Print out the value of $\hat{\beta_1}$ and $\hat{\beta_0}$:

In [8]:
print(reg.coef_)
print(reg.intercept_)

[[-0.95004935]]
[34.55384088]


What is your comment about $\hat{\beta_1}$ and $\hat{\beta_0}$?

Looking at $\hat{\beta_1}$ and $\hat{\beta_0}$, we have the following comments:
- The relationship between the predictor and the response is negative, as $\hat{\beta_1} < 0$.
- When none of the population has low status, the median value of owner-occupied homes (`medv`) will be $34553, on average.
- For each 1% increase in the percentage of lower status of the population (`lstat`), there will be an average decrease in median value of owner-occupied homes (`medv`) of $950.
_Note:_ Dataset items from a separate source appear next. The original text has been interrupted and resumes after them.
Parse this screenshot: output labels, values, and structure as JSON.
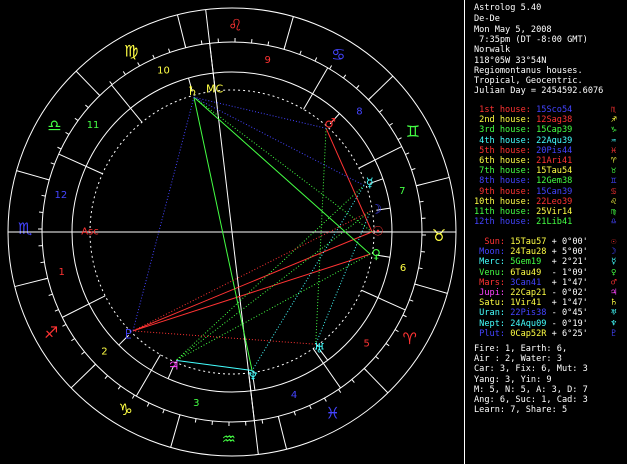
{
  "header": {
    "app": "Astrolog 5.40",
    "name": "De-De",
    "date": "Mon May 5, 2008",
    "time": " 7:35pm (DT -8:00 GMT)",
    "place": "Norwalk",
    "coords": "118°05W 33°54N",
    "house_system": "Regiomontanus houses.",
    "zodiac": "Tropical, Geocentric.",
    "julian": "Julian Day = 2454592.6076"
  },
  "houses": [
    {
      "label": "1st house:",
      "value": "15Sco54",
      "sym": "♏",
      "color": "#ff3333",
      "vcolor": "#4444ff"
    },
    {
      "label": "2nd house:",
      "value": "12Sag38",
      "sym": "♐",
      "color": "#ffff44",
      "vcolor": "#ff3333"
    },
    {
      "label": "3rd house:",
      "value": "15Cap39",
      "sym": "♑",
      "color": "#44ff44",
      "vcolor": "#44ff44"
    },
    {
      "label": "4th house:",
      "value": "22Aqu39",
      "sym": "♒",
      "color": "#44ffff",
      "vcolor": "#44ffff"
    },
    {
      "label": "5th house:",
      "value": "20Pis44",
      "sym": "♓",
      "color": "#ff3333",
      "vcolor": "#4444ff"
    },
    {
      "label": "6th house:",
      "value": "21Ari41",
      "sym": "♈",
      "color": "#ffff44",
      "vcolor": "#ff3333"
    },
    {
      "label": "7th house:",
      "value": "15Tau54",
      "sym": "♉",
      "color": "#44ff44",
      "vcolor": "#ffff44"
    },
    {
      "label": "8th house:",
      "value": "12Gem38",
      "sym": "♊",
      "color": "#4444ff",
      "vcolor": "#44ff44"
    },
    {
      "label": "9th house:",
      "value": "15Can39",
      "sym": "♋",
      "color": "#ff3333",
      "vcolor": "#4444ff"
    },
    {
      "label": "10th house:",
      "value": "22Leo39",
      "sym": "♌",
      "color": "#ffff44",
      "vcolor": "#ff3333"
    },
    {
      "label": "11th house:",
      "value": "25Vir14",
      "sym": "♍",
      "color": "#44ff44",
      "vcolor": "#ffff44"
    },
    {
      "label": "12th house:",
      "value": "21Lib41",
      "sym": "♎",
      "color": "#4444ff",
      "vcolor": "#44ff44"
    }
  ],
  "planets": [
    {
      "label": "Sun:",
      "value": "15Tau57",
      "lat": "+ 0°00'",
      "sym": "☉",
      "color": "#ff3333",
      "vcolor": "#ffff44"
    },
    {
      "label": "Moon:",
      "value": "24Tau28",
      "lat": "+ 5°00'",
      "sym": "☽",
      "color": "#4444ff",
      "vcolor": "#ffff44"
    },
    {
      "label": "Merc:",
      "value": "5Gem19",
      "lat": "+ 2°21'",
      "sym": "☿",
      "color": "#44ffff",
      "vcolor": "#44ff44"
    },
    {
      "label": "Venu:",
      "value": "6Tau49",
      "lat": "- 1°09'",
      "sym": "♀",
      "color": "#44ff44",
      "vcolor": "#ffff44"
    },
    {
      "label": "Mars:",
      "value": "3Can41",
      "lat": "+ 1°47'",
      "sym": "♂",
      "color": "#ff3333",
      "vcolor": "#4444ff"
    },
    {
      "label": "Jupi:",
      "value": "22Cap21",
      "lat": "- 0°02'",
      "sym": "♃",
      "color": "#ff44ff",
      "vcolor": "#ffff44"
    },
    {
      "label": "Satu:",
      "value": "1Vir41",
      "lat": "+ 1°47'",
      "sym": "♄",
      "color": "#ffff44",
      "vcolor": "#ffff44"
    },
    {
      "label": "Uran:",
      "value": "22Pis38",
      "lat": "- 0°45'",
      "sym": "♅",
      "color": "#44ffff",
      "vcolor": "#4444ff"
    },
    {
      "label": "Nept:",
      "value": "24Aqu09",
      "lat": "- 0°19'",
      "sym": "♆",
      "color": "#44ffff",
      "vcolor": "#44ffff"
    },
    {
      "label": "Plut:",
      "value": "0Cap52R",
      "lat": "+ 6°25'",
      "sym": "♇",
      "color": "#4444ff",
      "vcolor": "#ffff44"
    }
  ],
  "stats": [
    "Fire: 1, Earth: 6,",
    "Air : 2, Water: 3",
    "Car: 3, Fix: 6, Mut: 3",
    "Yang: 3, Yin: 9",
    "M: 5, N: 5, A: 3, D: 7",
    "Ang: 6, Suc: 1, Cad: 3",
    "Learn: 7, Share: 5"
  ],
  "wheel": {
    "asc_label": "Asc",
    "mc_label": "MC",
    "signs": [
      "♈",
      "♉",
      "♊",
      "♋",
      "♌",
      "♍",
      "♎",
      "♏",
      "♐",
      "♑",
      "♒",
      "♓"
    ],
    "sign_colors": [
      "#ff3333",
      "#ffff44",
      "#44ff44",
      "#4444ff",
      "#ff3333",
      "#ffff44",
      "#44ff44",
      "#4444ff",
      "#ff3333",
      "#ffff44",
      "#44ff44",
      "#4444ff"
    ],
    "house_numbers": [
      "1",
      "2",
      "3",
      "4",
      "5",
      "6",
      "7",
      "8",
      "9",
      "10",
      "11",
      "12"
    ],
    "house_num_colors": [
      "#ff3333",
      "#ffff44",
      "#44ff44",
      "#4444ff",
      "#ff3333",
      "#ffff44",
      "#44ff44",
      "#4444ff",
      "#ff3333",
      "#ffff44",
      "#44ff44",
      "#4444ff"
    ],
    "cusps_deg": [
      225.9,
      252.6,
      285.65,
      322.65,
      350.73,
      21.68,
      45.9,
      72.63,
      105.65,
      142.65,
      175.23,
      201.68
    ],
    "planet_deg": [
      45.95,
      54.47,
      65.32,
      36.82,
      93.68,
      292.35,
      151.68,
      352.63,
      324.15,
      270.87
    ],
    "aspects": [
      {
        "a": 0,
        "b": 4,
        "color": "#ff3333",
        "style": "solid"
      },
      {
        "a": 0,
        "b": 9,
        "color": "#ff3333",
        "style": "solid"
      },
      {
        "a": 3,
        "b": 9,
        "color": "#ff3333",
        "style": "solid"
      },
      {
        "a": 1,
        "b": 7,
        "color": "#44ffff",
        "style": "dot"
      },
      {
        "a": 5,
        "b": 8,
        "color": "#44ffff",
        "style": "solid"
      },
      {
        "a": 3,
        "b": 6,
        "color": "#44ff44",
        "style": "solid"
      },
      {
        "a": 6,
        "b": 8,
        "color": "#44ff44",
        "style": "solid"
      },
      {
        "a": 0,
        "b": 6,
        "color": "#44ff44",
        "style": "dot"
      },
      {
        "a": 2,
        "b": 5,
        "color": "#44ff44",
        "style": "dot"
      },
      {
        "a": 4,
        "b": 7,
        "color": "#44ff44",
        "style": "dot"
      },
      {
        "a": 1,
        "b": 5,
        "color": "#44ff44",
        "style": "dot"
      },
      {
        "a": 3,
        "b": 5,
        "color": "#44ff44",
        "style": "dot"
      },
      {
        "a": 2,
        "b": 6,
        "color": "#4444ff",
        "style": "dot"
      },
      {
        "a": 4,
        "b": 6,
        "color": "#4444ff",
        "style": "dot"
      },
      {
        "a": 6,
        "b": 9,
        "color": "#4444ff",
        "style": "dot"
      },
      {
        "a": 7,
        "b": 9,
        "color": "#ff3333",
        "style": "dot"
      },
      {
        "a": 2,
        "b": 8,
        "color": "#44ffff",
        "style": "dot"
      },
      {
        "a": 1,
        "b": 9,
        "color": "#ff3333",
        "style": "dot"
      }
    ]
  }
}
### Using *statsmodels* library:

Import `statsmodels` module and call the method to fit the linear regression model with the data.

In [9]:
import statsmodels.api as sm

X_mod = pd.DataFrame({'intercept': np.ones(Boston_dataset.shape[0]), 'lstat': X})
model = sm.OLS(y, X_mod)
results = model.fit()

Print out the value of $\hat{\beta_1}$ and $\hat{\beta_0}$:

In [10]:
summarize(results)

Unnamed: 0,coef,std err,t,P>|t|
intercept,34.5538,0.563,61.415,0.0
lstat,-0.95,0.039,-24.528,0.0


What is your comment about $\hat{\beta_1}$ and $\hat{\beta_0}$?
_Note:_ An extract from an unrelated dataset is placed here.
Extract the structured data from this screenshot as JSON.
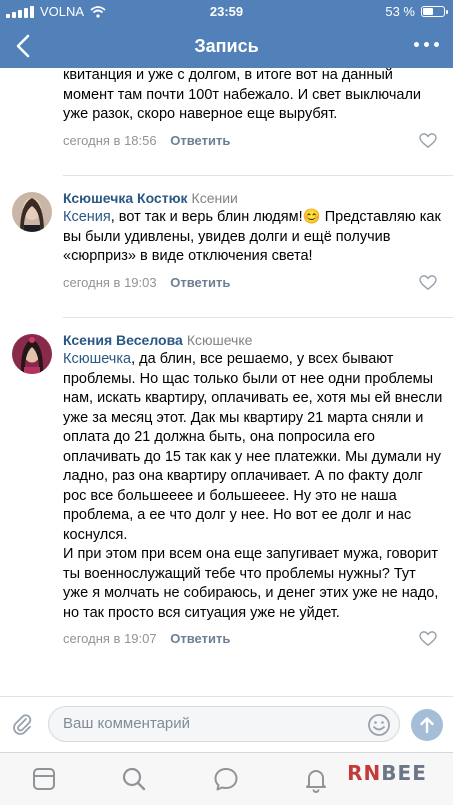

Looking at the summary of the `results`, we have the following comments, apart from those given above, about $\hat{\beta_1}$ and $\hat{\beta_0}$:
- As the *p*-value is sufficiently small, we can reject the null hypothesis that $\hat{\beta_1} = 0$ and $\hat{\beta_0} = 0$. Therefore, there is some relationship between `lstat` and `medv`.
- The standard errors of $\hat{\beta_1}$ and $\hat{\beta_0}$ are very small compared to the coefficients themselves. Hence we can conclude that $\beta_1 \neq 0$ and $\beta_0 \neq 0$.